How Social Media Changes Organizations

The web is no longer just a disruptive technology: it has become a disruptive paradigm, a cultural mindset.

This video of Gary Hamel is interesting. He responds to a very long question by immediately focusing on "the management architecture, not the IT architecture".

He outlines how the traditional management paradigm is a top-down center-to-end architecture. To make organizations adaptable, innovative and engaging, they need to become more like the web with its bottom-up end-to-end architecture.

The new generations entering the work force already carry with them the cultural dna, and the technological expectations, shaped by growing up on the web.
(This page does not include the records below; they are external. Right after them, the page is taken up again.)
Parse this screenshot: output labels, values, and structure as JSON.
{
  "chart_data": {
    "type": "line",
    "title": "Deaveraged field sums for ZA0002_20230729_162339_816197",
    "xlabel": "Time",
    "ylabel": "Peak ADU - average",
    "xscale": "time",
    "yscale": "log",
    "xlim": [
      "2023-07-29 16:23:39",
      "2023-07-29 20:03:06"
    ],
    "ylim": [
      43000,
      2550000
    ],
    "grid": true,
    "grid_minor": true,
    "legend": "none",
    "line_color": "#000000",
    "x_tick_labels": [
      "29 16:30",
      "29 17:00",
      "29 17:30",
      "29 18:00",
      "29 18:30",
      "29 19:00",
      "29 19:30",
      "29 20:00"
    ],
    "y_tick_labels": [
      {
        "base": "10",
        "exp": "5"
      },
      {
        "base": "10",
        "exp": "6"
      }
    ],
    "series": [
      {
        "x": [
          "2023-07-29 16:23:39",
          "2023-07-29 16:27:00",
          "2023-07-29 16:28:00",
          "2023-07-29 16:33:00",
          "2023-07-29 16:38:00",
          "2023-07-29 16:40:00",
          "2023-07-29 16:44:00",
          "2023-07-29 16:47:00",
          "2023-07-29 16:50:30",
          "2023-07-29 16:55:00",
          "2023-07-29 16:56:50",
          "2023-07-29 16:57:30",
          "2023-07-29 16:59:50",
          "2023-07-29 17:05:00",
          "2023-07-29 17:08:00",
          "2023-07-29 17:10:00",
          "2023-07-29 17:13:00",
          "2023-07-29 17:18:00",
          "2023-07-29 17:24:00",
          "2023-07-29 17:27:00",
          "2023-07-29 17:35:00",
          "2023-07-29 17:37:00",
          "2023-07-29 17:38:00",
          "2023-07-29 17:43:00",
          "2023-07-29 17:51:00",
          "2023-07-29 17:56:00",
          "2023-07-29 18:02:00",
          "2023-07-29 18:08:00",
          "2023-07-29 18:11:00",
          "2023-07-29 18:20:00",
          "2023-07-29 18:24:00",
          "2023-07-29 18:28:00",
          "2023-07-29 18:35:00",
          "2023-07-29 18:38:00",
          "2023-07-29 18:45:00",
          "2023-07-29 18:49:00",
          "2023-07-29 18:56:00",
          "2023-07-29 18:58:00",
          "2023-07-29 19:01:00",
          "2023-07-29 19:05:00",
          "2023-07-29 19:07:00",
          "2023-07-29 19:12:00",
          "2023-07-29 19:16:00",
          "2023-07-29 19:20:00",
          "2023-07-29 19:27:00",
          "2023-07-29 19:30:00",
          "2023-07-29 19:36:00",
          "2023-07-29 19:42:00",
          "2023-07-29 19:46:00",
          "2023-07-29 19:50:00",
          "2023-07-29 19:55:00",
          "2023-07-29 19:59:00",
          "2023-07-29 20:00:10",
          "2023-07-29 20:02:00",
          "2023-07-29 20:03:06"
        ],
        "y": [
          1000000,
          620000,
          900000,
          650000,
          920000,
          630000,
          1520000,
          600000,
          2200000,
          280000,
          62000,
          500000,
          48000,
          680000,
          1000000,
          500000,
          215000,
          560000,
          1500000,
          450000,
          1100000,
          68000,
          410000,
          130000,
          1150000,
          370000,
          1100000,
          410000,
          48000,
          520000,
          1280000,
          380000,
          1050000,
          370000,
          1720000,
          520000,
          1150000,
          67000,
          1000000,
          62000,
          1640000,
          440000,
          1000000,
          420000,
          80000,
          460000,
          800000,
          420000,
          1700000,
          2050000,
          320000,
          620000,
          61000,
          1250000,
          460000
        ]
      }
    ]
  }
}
They expect a meritocratic organizational environment where ideas are judged on their merits, not on the basis of the positional power of the people pushing them.

The bottom line is that social media is about much more than just technology, or communications.

A cultural upgrade

Organizations are facing tremendous external pressures to become more adaptable and agile. While these forces are driven by technological innovation, they have transcended the technology field and have become strategic drivers by themselves.

On top of that, people working in organizations are adapting to, and growing up in, this innovative media environment and carry changing expectations about the very essence of how work processes should be structured, with them on their daily commute.

Regarding social media as just a toolset to be adopted, misses the point. Yes you need to adopt the toolset, but not because it stops there: you need to adopt the social media mindset that is encoded into those tools.

In cyberpunk terms: this is not just software, it's a wetware upgrade. The social web changes how people think, and it enables organizations to change the fabric of their value-added processes from static and linear to flexible and networked.